Well, Dimity was right about the peaks and valleys of a race--I just didn't realize this craptastic feeling I had was actually a high, not a low, in this second half of the half. In mile 9 (or was it 8?), we started up a long, slow climb. Not super-steep, but continuous. My breath sounded like it had when I'd been at 9,000' elevation in Colorado two weeks prior--rapid and empty. Like with the "GU. Now!" instructions, my brain commanded me to "walk!"
Walk: something I'd never done in a race before except when I sucked down a gel or drank. Yet my feet followed the command because my body felt so alien and weak. Even at a walking pace, my breath heaved my chest at a RPE of 5 or 6; my heart was a burning muscle in my chest. I was briefly dejected, thinking I was letting down Bri, but mainly I just felt confused and panicky. Why was I breathing so rapidly? Since when was walking uphill so challenging?
Eventually I started running, but when I encountered the nearly mile-long climb at mile 10, I reverted to walking. I channeled my inner Dimity at Ironman, trying to powerwalk. I was in good company--many other racers were walking by this point, too. I walked at least half a mile, averaging 12:50 for that mile.
Much of the final 2.1 miles were in direct sun, but I gutted them out as best as I could--I wanted this race to be d-o-n-e. The final mile was one of the longest I've ever run. I was mad and dejected, but mainly still confused. I had been cruising along, then my plug had been inexplicably yanked.
Molly was cheering for me as I crossed the line, motioning me to raise my arms in triumph. Ever compliant, I mimicked her gesture, yet as soon as my Sauconys touched the timing mat, I jack-knifed at the waist, resting my hands on my super-slick-with-sweat knees. With the help of Molly and our 10K'er friend Joanne, I stumbled toward a grove of trees to collapse in the shade; my kind nursemaids got me a chair, where I slumped like a convalescing senior citizen in a wheelchair.
Describing my nauseated, tingly dizziness, Dr.
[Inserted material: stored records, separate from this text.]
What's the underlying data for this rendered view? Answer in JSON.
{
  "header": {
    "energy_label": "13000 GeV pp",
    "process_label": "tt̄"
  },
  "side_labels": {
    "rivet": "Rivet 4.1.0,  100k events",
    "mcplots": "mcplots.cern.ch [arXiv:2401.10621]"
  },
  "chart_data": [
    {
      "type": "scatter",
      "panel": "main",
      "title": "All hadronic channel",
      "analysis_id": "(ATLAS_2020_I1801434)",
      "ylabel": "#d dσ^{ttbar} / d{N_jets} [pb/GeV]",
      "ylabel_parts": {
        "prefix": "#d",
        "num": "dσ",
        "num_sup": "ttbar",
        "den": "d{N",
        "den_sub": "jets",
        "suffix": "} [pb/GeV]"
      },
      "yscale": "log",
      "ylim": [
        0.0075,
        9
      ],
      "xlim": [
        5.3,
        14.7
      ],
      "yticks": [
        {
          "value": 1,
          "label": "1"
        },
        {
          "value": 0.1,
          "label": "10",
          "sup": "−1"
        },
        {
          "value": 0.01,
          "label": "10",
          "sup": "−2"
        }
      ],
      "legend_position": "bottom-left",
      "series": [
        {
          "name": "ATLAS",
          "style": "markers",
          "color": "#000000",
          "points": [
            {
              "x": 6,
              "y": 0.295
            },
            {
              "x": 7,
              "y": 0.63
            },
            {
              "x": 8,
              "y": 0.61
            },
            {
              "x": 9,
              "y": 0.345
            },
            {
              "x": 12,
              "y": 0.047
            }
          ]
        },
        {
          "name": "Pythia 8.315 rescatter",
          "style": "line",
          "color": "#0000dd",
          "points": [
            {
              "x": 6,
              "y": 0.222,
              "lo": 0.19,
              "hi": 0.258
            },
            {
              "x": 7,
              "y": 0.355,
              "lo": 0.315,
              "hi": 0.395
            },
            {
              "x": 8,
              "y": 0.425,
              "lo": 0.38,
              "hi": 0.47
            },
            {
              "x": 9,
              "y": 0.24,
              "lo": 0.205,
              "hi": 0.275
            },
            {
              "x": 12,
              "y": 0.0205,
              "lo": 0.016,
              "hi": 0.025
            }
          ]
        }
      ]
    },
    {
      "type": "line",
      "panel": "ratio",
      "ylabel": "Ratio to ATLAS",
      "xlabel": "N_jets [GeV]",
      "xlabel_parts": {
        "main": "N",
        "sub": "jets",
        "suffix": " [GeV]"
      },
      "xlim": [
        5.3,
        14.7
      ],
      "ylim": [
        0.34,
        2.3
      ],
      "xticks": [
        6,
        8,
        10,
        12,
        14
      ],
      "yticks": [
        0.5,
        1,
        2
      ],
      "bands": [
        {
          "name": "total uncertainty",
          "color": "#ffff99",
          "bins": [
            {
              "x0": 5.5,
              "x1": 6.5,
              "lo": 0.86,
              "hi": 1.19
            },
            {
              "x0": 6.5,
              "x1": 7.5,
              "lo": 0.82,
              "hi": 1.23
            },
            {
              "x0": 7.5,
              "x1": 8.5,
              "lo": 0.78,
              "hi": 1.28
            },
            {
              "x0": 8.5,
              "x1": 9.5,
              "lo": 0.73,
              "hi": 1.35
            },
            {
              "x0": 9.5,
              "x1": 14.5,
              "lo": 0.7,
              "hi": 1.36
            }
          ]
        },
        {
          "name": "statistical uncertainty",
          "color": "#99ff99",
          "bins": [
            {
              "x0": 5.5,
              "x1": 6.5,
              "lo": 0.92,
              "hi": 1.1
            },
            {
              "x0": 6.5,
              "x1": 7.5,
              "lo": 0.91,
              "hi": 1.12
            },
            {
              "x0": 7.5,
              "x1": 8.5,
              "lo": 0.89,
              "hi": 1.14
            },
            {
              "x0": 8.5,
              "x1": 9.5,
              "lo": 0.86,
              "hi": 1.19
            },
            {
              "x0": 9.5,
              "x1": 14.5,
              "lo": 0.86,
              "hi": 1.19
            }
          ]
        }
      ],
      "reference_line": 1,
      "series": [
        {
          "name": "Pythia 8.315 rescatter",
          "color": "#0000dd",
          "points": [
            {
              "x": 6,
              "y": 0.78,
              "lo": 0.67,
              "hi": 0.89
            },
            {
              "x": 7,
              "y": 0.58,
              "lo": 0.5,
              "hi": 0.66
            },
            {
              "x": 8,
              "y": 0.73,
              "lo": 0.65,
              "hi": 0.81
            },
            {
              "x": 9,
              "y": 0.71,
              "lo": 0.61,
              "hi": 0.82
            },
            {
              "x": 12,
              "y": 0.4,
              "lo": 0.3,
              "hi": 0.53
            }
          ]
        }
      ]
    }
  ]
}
Molly (a veterinarian) initially diagnosed heat exhaustion, but later she--and Coach Bri--decided I had hit the electrolytes too hard the day before the race. Bri had told me to hydrate really well, so I'd dutifully drank bottle after bottle after bottle after bottle of Nuun, sometimes dropping two Nuun All Day tablets into 24 ounces of water. (Proof there can be too much of a good thing: I took in 8 to 10 tablets on Saturday.) As Molly and Bri see it, I overloaded my system with electrolytes, raising my blood pressure. Then my heart (and lungs) had to work extra hard during the race, causing my panting, burning heart-sensation, and energy drain.
My 2:12 finish was my slowest half-marathon save for a runDisney race or two, yet without the "excuse" of stopping for photos opps with Mrs. Incredible or the Lost Boys. On a morning run, Molly once blurted out to me, "You really are unrelentingly optimistic." For that very reason, I'm not dwelling on this disappointing race result. I know I can prove myself marathon-ready plenty of times in the challenging workouts Bri will set out for me in the coming two months.